Apr 23, 2022 - Economy & Business

JPMorgan unveils design of new headquarters

Rendering courtesy of Foster + Partners

The death of midtown offices has been greatly exaggerated as JPMorgan recently unveiled the design of its new headquarters at 270 Park Avenue in Manhattan — a "supertall" building 1,388 feet high, with 2.5 million square feet of space.

Why it matters: The new tower represents the state of the art in terms of environmentally responsible post-pandemic commercial office construction. Critics are generally underwhelmed.

Flashback: The old JPMorgan headquarters, on the same site, was a fantastic example of bringing old buildings up to modern standards. A clean and beautiful exemplar of Park Avenue modernism, it spent 50 years as the largest building ever designed by a woman, and also spent 11 years as an ultra-efficient green building, following an extensive rebuild in 2011.

  • As architect Carl Elefante famously put it: "The greenest building is the one already standing." The act of demolishing one building and constructing a brand-new one involves enormous and unavoidable carbon emissions.

By the numbers: The new building is roughly twice the height of the old one, while adding only eight stories to the old building's total of 52. As a result, the average height per story has gone up from 13.6 feet to 23.1 feet, meaning much more interior air to heat in the winter and cool in the summer.
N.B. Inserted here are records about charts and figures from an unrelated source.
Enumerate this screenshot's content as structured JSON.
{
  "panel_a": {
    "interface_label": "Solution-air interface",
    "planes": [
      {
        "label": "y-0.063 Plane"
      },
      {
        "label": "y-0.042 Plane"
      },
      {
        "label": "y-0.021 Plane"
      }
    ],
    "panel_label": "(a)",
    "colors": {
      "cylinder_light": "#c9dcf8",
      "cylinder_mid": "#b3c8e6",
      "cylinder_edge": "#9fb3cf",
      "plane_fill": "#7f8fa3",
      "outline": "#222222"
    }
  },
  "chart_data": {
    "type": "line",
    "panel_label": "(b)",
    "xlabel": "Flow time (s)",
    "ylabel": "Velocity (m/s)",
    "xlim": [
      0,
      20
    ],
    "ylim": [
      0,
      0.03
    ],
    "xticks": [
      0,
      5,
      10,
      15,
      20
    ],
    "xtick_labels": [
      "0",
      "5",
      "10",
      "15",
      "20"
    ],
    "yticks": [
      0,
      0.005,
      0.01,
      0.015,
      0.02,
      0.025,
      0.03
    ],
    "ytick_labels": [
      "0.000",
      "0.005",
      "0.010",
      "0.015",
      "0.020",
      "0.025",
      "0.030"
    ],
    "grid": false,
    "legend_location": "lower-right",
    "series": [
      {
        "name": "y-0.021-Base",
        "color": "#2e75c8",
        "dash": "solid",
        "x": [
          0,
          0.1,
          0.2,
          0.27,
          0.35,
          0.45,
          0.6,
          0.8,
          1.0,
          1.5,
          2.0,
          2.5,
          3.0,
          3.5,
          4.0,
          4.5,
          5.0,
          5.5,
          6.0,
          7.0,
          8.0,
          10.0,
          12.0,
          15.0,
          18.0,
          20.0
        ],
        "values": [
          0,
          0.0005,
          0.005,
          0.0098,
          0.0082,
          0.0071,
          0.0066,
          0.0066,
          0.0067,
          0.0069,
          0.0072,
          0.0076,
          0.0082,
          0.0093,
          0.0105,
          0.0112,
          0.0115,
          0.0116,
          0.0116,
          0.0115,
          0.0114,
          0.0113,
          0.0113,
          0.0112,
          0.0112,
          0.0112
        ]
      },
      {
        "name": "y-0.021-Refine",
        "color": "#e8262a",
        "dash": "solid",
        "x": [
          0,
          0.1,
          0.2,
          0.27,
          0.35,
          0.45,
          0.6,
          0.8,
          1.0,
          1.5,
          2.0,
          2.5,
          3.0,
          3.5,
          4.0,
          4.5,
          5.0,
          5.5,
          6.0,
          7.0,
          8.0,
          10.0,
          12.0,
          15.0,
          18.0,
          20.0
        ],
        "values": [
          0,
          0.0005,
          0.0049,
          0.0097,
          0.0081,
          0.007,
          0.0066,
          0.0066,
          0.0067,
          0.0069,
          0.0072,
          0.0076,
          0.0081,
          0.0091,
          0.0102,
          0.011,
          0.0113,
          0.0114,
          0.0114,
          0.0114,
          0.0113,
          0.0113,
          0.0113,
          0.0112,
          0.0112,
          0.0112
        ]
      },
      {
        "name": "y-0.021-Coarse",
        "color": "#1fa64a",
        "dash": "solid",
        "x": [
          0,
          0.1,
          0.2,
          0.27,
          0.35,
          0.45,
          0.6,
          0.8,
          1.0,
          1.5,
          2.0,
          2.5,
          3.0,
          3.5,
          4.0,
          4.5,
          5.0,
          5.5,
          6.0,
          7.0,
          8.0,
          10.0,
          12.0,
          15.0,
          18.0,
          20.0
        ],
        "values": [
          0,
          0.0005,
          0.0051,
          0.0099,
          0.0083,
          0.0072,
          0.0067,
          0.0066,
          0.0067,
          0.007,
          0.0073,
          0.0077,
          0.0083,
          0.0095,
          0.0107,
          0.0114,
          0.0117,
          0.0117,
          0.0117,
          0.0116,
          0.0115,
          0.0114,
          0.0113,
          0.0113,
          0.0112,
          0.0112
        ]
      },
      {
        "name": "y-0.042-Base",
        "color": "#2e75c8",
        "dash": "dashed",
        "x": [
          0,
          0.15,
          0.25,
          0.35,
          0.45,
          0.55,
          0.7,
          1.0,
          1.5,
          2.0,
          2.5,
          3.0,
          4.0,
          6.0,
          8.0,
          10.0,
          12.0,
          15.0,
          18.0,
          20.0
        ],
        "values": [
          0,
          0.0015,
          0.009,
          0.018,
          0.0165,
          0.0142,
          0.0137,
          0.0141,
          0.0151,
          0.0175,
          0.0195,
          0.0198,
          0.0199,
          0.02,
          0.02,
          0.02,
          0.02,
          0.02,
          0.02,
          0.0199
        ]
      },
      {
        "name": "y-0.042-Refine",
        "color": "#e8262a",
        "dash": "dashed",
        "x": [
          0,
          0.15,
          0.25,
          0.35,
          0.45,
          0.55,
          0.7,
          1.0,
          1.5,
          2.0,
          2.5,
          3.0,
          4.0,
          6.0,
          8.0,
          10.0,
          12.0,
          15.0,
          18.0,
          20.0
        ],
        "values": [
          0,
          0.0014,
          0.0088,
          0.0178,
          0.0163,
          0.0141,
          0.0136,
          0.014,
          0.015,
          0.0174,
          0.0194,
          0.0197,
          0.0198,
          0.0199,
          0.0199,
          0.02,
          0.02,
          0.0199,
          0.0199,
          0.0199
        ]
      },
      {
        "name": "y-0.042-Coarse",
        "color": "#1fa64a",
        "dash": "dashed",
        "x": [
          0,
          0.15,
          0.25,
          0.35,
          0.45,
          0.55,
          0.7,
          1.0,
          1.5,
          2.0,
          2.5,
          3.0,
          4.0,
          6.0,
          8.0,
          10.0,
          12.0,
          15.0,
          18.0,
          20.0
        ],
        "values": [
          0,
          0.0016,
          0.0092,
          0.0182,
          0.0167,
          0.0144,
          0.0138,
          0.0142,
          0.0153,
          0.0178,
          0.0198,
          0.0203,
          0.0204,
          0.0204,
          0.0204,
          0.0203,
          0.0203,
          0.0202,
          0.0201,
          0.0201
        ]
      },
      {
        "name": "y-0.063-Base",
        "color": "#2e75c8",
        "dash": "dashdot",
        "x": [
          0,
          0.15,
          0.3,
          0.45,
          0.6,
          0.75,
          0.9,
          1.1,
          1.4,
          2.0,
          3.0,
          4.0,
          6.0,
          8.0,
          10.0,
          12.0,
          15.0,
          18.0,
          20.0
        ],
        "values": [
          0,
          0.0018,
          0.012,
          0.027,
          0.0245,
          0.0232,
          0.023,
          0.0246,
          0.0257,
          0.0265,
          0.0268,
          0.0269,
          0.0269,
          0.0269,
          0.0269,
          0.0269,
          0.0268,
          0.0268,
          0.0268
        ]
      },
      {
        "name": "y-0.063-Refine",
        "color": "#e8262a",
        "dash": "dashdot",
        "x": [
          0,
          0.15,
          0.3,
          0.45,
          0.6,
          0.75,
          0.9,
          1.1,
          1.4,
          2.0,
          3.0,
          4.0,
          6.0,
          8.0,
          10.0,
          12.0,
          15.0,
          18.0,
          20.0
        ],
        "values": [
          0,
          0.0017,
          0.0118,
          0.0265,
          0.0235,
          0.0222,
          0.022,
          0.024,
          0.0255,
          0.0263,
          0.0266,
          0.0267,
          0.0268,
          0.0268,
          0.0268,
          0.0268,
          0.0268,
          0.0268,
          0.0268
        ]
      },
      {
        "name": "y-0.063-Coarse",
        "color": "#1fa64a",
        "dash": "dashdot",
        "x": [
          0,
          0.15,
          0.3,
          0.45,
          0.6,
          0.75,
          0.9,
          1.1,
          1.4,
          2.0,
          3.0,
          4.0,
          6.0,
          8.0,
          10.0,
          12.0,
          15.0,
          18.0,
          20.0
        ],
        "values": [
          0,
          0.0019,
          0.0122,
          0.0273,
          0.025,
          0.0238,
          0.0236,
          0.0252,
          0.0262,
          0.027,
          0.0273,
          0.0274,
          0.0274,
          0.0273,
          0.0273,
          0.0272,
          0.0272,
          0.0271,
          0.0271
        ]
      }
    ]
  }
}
  • The post-pandemic office, designed with input from Deepak Chopra, is going to be significantly more crowded: JPMorgan says it will accommodate up to 14,000 employees. That works out to about 178 square feet per employee, down from 429 square feet per employee in the old building.

How it works: JPMorgan claims that the new building will have zero emissions, since it runs entirely on electricity bought from Brookfield Renewables, an energy company that runs 74 hydroelectric facilities in New York state, some of which are over 100 years old.

  • Reality check: The JPMorgan deal with Brookfield doesn't change the overall energy mix in New York state, which recently got significantly dirtier. JPMorgan might be "harnessing advanced blockchain technology" to prove that its electrons are green, but ultimately whenever a building is replaced by one that uses more energy, that means New York state is going to have to burn more carbon.

The regulatory arbitrage, however, is clear. A different environmentally-friendly bank headquarters, Bank of America's 1 Bryant Park, is reportedly going to have to pay $2.4 million per year in fines for exceeding its carbon-emission caps after 2024.

  • Under a New York City law that was enacted between the construction of the two buildings, 1 Bryant Park's hyper-efficient natural gas-fueled cogeneration plant, which helps to power and heat the building, will be severely penalized. The new 270 Park, by contrast, will be counted as a zero-emissions building regardless of its energy consumption or efficiency.
  • JPMorgan spokesperson Mike Fusco tells Axios the new building is more efficient than its predecessor in energy use.

The big picture: The building's main effect on its environment will be visual, given its status as a major addition to the New York skyline.

What they're saying: The tower, designed by Foster + Partners, is "both grandiose and blah," says architecture and design critic Alexandra Lange, calling it "a Son of Hearst Tower grafted on top of creepy legs."

  • "I am repulsed," she tells Axios.